# Commercial Sprayer Handles



## Sick Vic (Oct 4, 2017)

My name is Victor Smith I have a commercial sprayer to replace and thread size is different. Threads on faucet to be repaired are to small almost 3/8" but to fine. I have had a T&S and Chicago Sprayer. Neither one worked so My suspicion is Fisher maybe???? Anyone had this problem??


----------



## 5onthefloor (Sep 13, 2017)

Sick Vic said:


> My name is Victor Smith I have a commercial sprayer to replace and thread size is different. Threads on faucet to be repaired are to small almost 3/8" but to fine. I have had a T&S and Chicago Sprayer. Neither one worked so My suspicion is Fisher maybe???? Anyone had this problem??

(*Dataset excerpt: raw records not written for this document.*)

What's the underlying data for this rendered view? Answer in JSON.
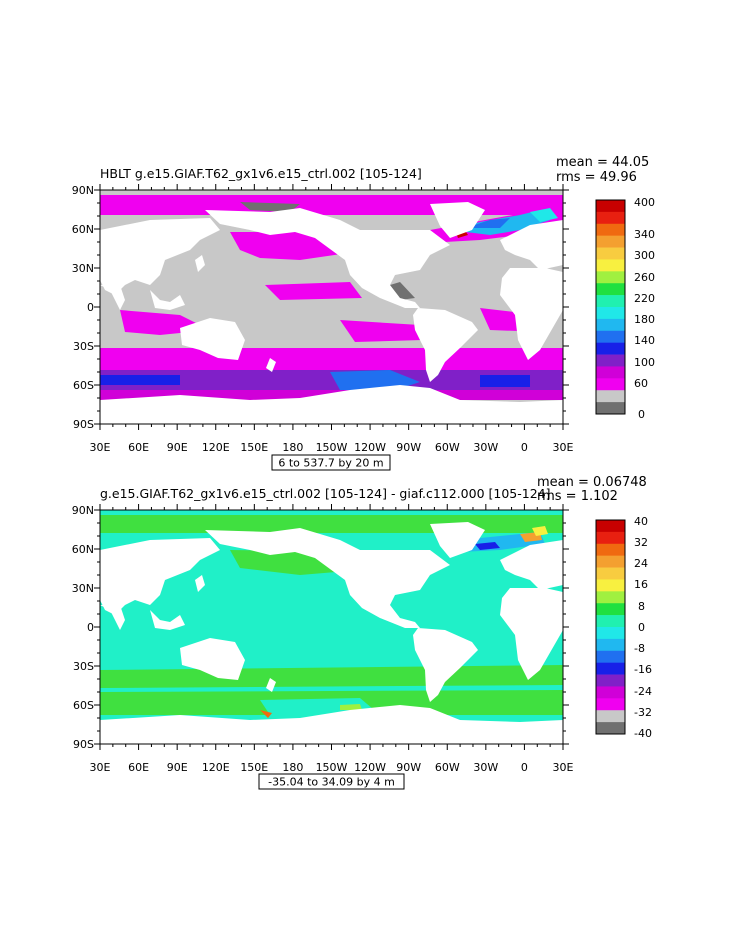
{
  "panels": [
    {
      "title": "HBLT g.e15.GIAF.T62_gx1v6.e15_ctrl.002 [105-124]",
      "stats": {
        "mean": "mean = 44.05",
        "rms": "rms = 49.96"
      },
      "range_box": "6 to 537.7 by 20 m",
      "colorbar": {
        "labels": [
          "400",
          "340",
          "300",
          "260",
          "220",
          "180",
          "140",
          "100",
          "60",
          "0"
        ],
        "colors": [
          "#c80000",
          "#e82010",
          "#f06a10",
          "#f4a030",
          "#f8cc40",
          "#f8f040",
          "#a0f040",
          "#20e040",
          "#20f0b0",
          "#20e8e8",
          "#20b8f0",
          "#2070f0",
          "#1820e8",
          "#8020c8",
          "#d000d8",
          "#f000f0",
          "#c8c8c8",
          "#707070"
        ]
      }
    },
    {
      "title": "g.e15.GIAF.T62_gx1v6.e15_ctrl.002 [105-124] - giaf.c112.000 [105-124]",
      "stats": {
        "mean": "mean = 0.06748",
        "rms": "rms = 1.102"
      },
      "range_box": "-35.04 to 34.09 by 4 m",
      "colorbar": {
        "labels": [
          "40",
          "32",
          "24",
          "16",
          "8",
          "0",
          "-8",
          "-16",
          "-24",
          "-32",
          "-40"
        ],
        "colors": [
          "#c80000",
          "#e82010",
          "#f06a10",
          "#f4a030",
          "#f8cc40",
          "#f8f040",
          "#a0f040",
          "#20e040",
          "#20f0b0",
          "#20e8e8",
          "#20b8f0",
          "#2070f0",
          "#1820e8",
          "#8020c8",
          "#d000d8",
          "#f000f0",
          "#c8c8c8",
          "#707070"
        ]
      }
    }
  ],
  "axes": {
    "lat_labels": [
      "90N",
      "60N",
      "30N",
      "0",
      "30S",
      "60S",
      "90S"
    ],
    "lon_labels": [
      "30E",
      "60E",
      "90E",
      "120E",
      "150E",
      "180",
      "150W",
      "120W",
      "90W",
      "60W",
      "30W",
      "0",
      "30E"
    ]
  }
}
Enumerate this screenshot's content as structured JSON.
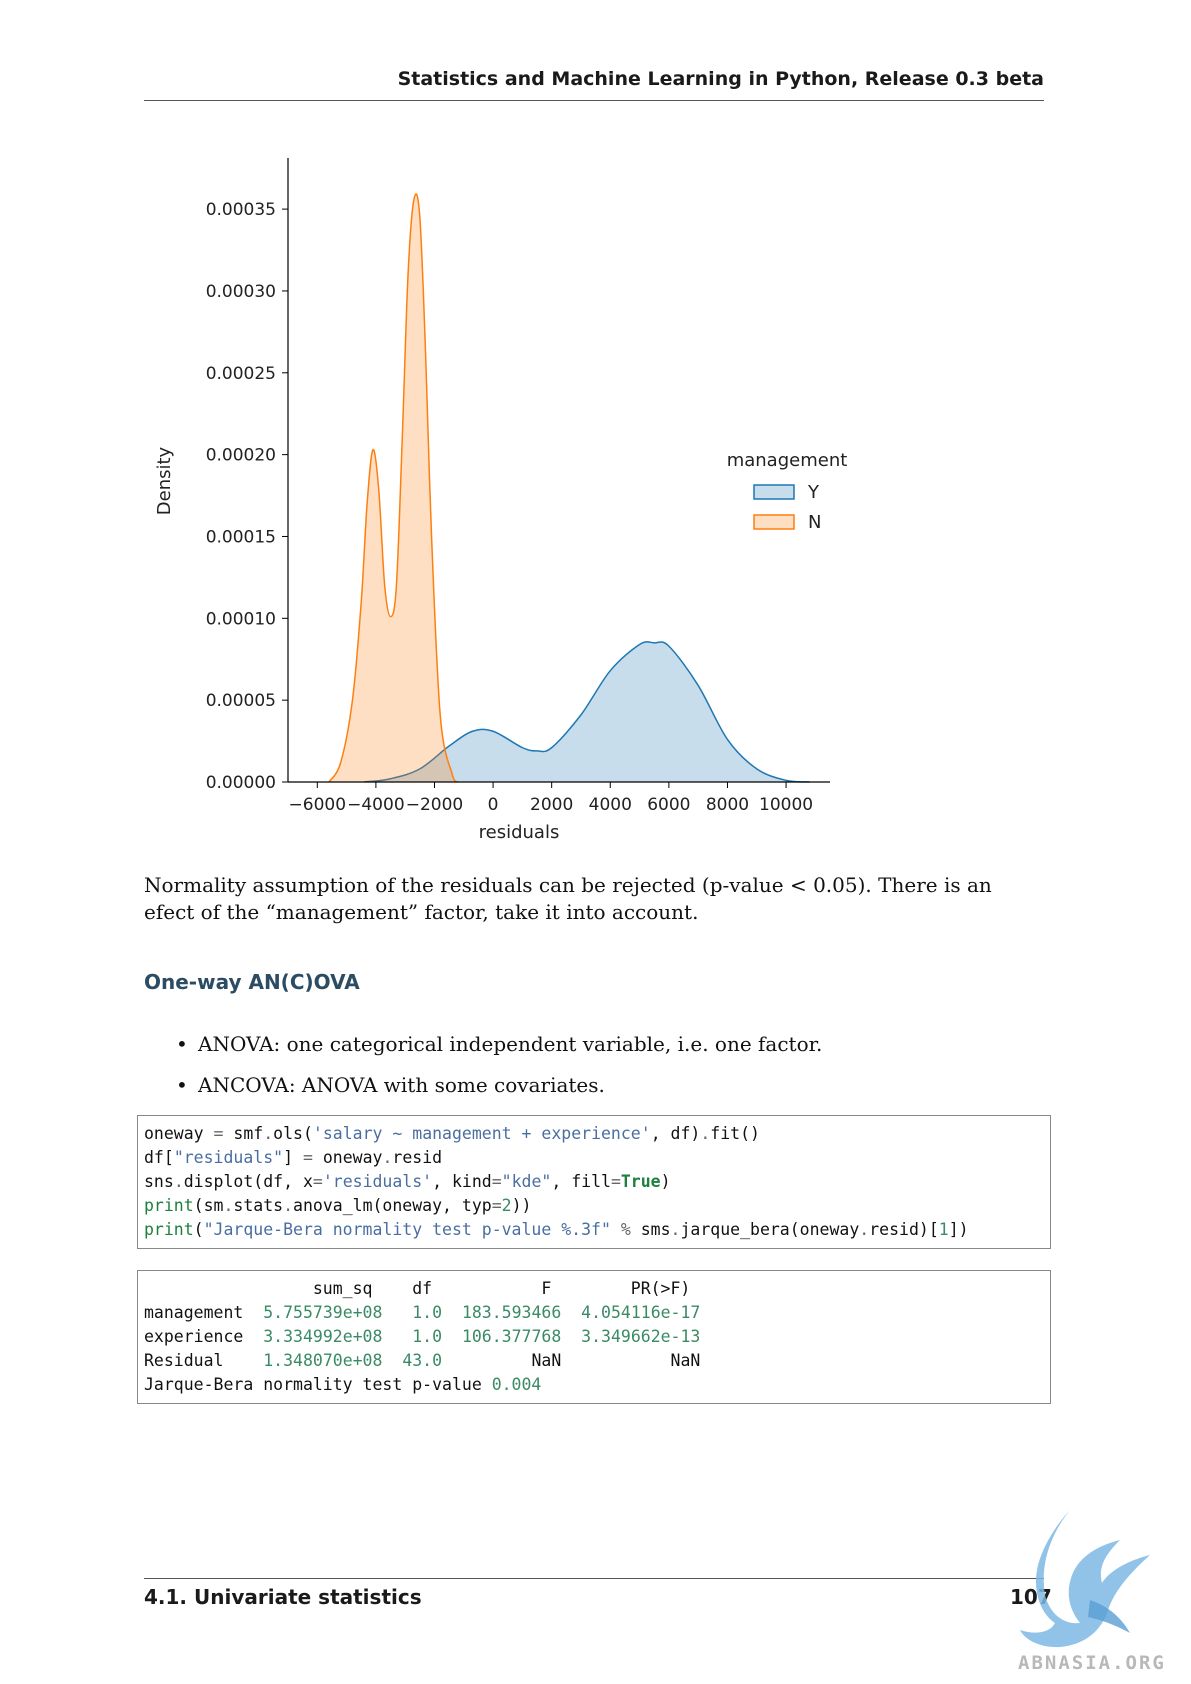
{
  "header": {
    "title": "Statistics and Machine Learning in Python, Release 0.3 beta"
  },
  "chart_data": {
    "type": "area",
    "title": "",
    "xlabel": "residuals",
    "ylabel": "Density",
    "xlim": [
      -7000,
      11500
    ],
    "ylim": [
      0,
      0.00038
    ],
    "x_ticks": [
      -6000,
      -4000,
      -2000,
      0,
      2000,
      4000,
      6000,
      8000,
      10000
    ],
    "x_tick_labels": [
      "−6000",
      "−4000",
      "−2000",
      "0",
      "2000",
      "4000",
      "6000",
      "8000",
      "10000"
    ],
    "y_ticks": [
      0,
      5e-05,
      0.0001,
      0.00015,
      0.0002,
      0.00025,
      0.0003,
      0.00035
    ],
    "y_tick_labels": [
      "0.00000",
      "0.00005",
      "0.00010",
      "0.00015",
      "0.00020",
      "0.00025",
      "0.00030",
      "0.00035"
    ],
    "legend": {
      "title": "management",
      "position": "right"
    },
    "series": [
      {
        "name": "Y",
        "color": "#1f77b4",
        "x": [
          -4400,
          -3500,
          -2500,
          -1500,
          -700,
          0,
          1000,
          1500,
          2000,
          3000,
          4000,
          5000,
          5500,
          6000,
          7000,
          8000,
          9000,
          10000,
          10800
        ],
        "y": [
          0.0,
          2e-06,
          8e-06,
          2.2e-05,
          3.1e-05,
          3.1e-05,
          2.1e-05,
          1.9e-05,
          2.1e-05,
          4.1e-05,
          6.8e-05,
          8.4e-05,
          8.5e-05,
          8.3e-05,
          5.9e-05,
          2.6e-05,
          8e-06,
          1e-06,
          0.0
        ]
      },
      {
        "name": "N",
        "color": "#ff7f0e",
        "x": [
          -5600,
          -5200,
          -4800,
          -4500,
          -4300,
          -4100,
          -3900,
          -3700,
          -3500,
          -3300,
          -3100,
          -2900,
          -2700,
          -2500,
          -2300,
          -2100,
          -1800,
          -1400,
          -1200
        ],
        "y": [
          0.0,
          1.2e-05,
          5e-05,
          0.00011,
          0.00017,
          0.000203,
          0.000178,
          0.00012,
          0.000101,
          0.00012,
          0.00021,
          0.000311,
          0.000356,
          0.000345,
          0.00026,
          0.00015,
          4e-05,
          5e-06,
          0.0
        ]
      }
    ]
  },
  "body": {
    "paragraph": "Normality assumption of the residuals can be rejected (p-value < 0.05). There is an efect of the “management” factor, take it into account.",
    "section_heading": "One-way AN(C)OVA",
    "bullets": [
      "ANOVA: one categorical independent variable, i.e. one factor.",
      "ANCOVA: ANOVA with some covariates."
    ]
  },
  "code_input": {
    "lines": [
      [
        [
          "t",
          "oneway "
        ],
        [
          "o",
          "="
        ],
        [
          "t",
          " smf"
        ],
        [
          "o",
          "."
        ],
        [
          "t",
          "ols("
        ],
        [
          "s",
          "'salary ~ management + experience'"
        ],
        [
          "t",
          ", df)"
        ],
        [
          "o",
          "."
        ],
        [
          "t",
          "fit()"
        ]
      ],
      [
        [
          "t",
          "df["
        ],
        [
          "s",
          "\"residuals\""
        ],
        [
          "t",
          "] "
        ],
        [
          "o",
          "="
        ],
        [
          "t",
          " oneway"
        ],
        [
          "o",
          "."
        ],
        [
          "t",
          "resid"
        ]
      ],
      [
        [
          "t",
          "sns"
        ],
        [
          "o",
          "."
        ],
        [
          "t",
          "displot(df, x"
        ],
        [
          "o",
          "="
        ],
        [
          "s",
          "'residuals'"
        ],
        [
          "t",
          ", kind"
        ],
        [
          "o",
          "="
        ],
        [
          "s",
          "\"kde\""
        ],
        [
          "t",
          ", fill"
        ],
        [
          "o",
          "="
        ],
        [
          "b",
          "True"
        ],
        [
          "t",
          ")"
        ]
      ],
      [
        [
          "k",
          "print"
        ],
        [
          "t",
          "(sm"
        ],
        [
          "o",
          "."
        ],
        [
          "t",
          "stats"
        ],
        [
          "o",
          "."
        ],
        [
          "t",
          "anova_lm(oneway, typ"
        ],
        [
          "o",
          "="
        ],
        [
          "n",
          "2"
        ],
        [
          "t",
          "))"
        ]
      ],
      [
        [
          "k",
          "print"
        ],
        [
          "t",
          "("
        ],
        [
          "s",
          "\"Jarque-Bera normality test p-value %.3f\""
        ],
        [
          "t",
          " "
        ],
        [
          "o",
          "%"
        ],
        [
          "t",
          " sms"
        ],
        [
          "o",
          "."
        ],
        [
          "t",
          "jarque_bera(oneway"
        ],
        [
          "o",
          "."
        ],
        [
          "t",
          "resid)["
        ],
        [
          "n",
          "1"
        ],
        [
          "t",
          "])"
        ]
      ]
    ]
  },
  "code_output": {
    "lines": [
      [
        [
          "t",
          "                 sum_sq    df           F        PR(>F)"
        ]
      ],
      [
        [
          "t",
          "management  "
        ],
        [
          "n",
          "5.755739e+08"
        ],
        [
          "t",
          "   "
        ],
        [
          "n",
          "1.0"
        ],
        [
          "t",
          "  "
        ],
        [
          "n",
          "183.593466"
        ],
        [
          "t",
          "  "
        ],
        [
          "n",
          "4.054116e-17"
        ]
      ],
      [
        [
          "t",
          "experience  "
        ],
        [
          "n",
          "3.334992e+08"
        ],
        [
          "t",
          "   "
        ],
        [
          "n",
          "1.0"
        ],
        [
          "t",
          "  "
        ],
        [
          "n",
          "106.377768"
        ],
        [
          "t",
          "  "
        ],
        [
          "n",
          "3.349662e-13"
        ]
      ],
      [
        [
          "t",
          "Residual    "
        ],
        [
          "n",
          "1.348070e+08"
        ],
        [
          "t",
          "  "
        ],
        [
          "n",
          "43.0"
        ],
        [
          "t",
          "         NaN           NaN"
        ]
      ],
      [
        [
          "t",
          "Jarque-Bera normality test p-value "
        ],
        [
          "n",
          "0.004"
        ]
      ]
    ]
  },
  "footer": {
    "section": "4.1.  Univariate statistics",
    "page_number": "107"
  },
  "watermark": {
    "text": "ABNASIA.ORG"
  }
}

You're gonna need to post an intro, otherwise you'll have to call a plumber to figure out this sprayer issue. Cheers!

Sent from my SM-G930V using Tapatalk


----------



## GAN (Jul 10, 2012)

You were nice 5onthefloor.


----------



## 5onthefloor (Sep 13, 2017)

GAN said:


> You were nice 5onthefloor.


Yah I know. I guess it is possible for me to not ALWAYS be an ahole! Bc there were so many things that came to mind....

Sent from my SM-G930V using Tapatalk


----------



## MACPLUMB777 (Jun 18, 2008)

Go to www.contractortalk.com 
For General Contractor Questions !


----------



## 5onthefloor (Sep 13, 2017)

See I'm glad this time I was not an ahole. @SickVic just had to post his intro. I'd say pics bro, can't visualize what you're talking about. 

Sent from my SM-G930V using Tapatalk


----------



## GAN (Jul 10, 2012)

Sounds like a variant of thread sizes you see on a aerator. Faucet handle should help you isolate the current one mounted, or you may be able to get an adapter to go from one to the other.

Here is site that may help. >>> https://www.danco.com/how-to-center/how-to-match-your-broach-with-the-stem-finder-tool/

If you do much of this here is a tool you can use. >>>http://www.threadtoolsupply.com/faucet-stem-handle-broach-gauge.html


----------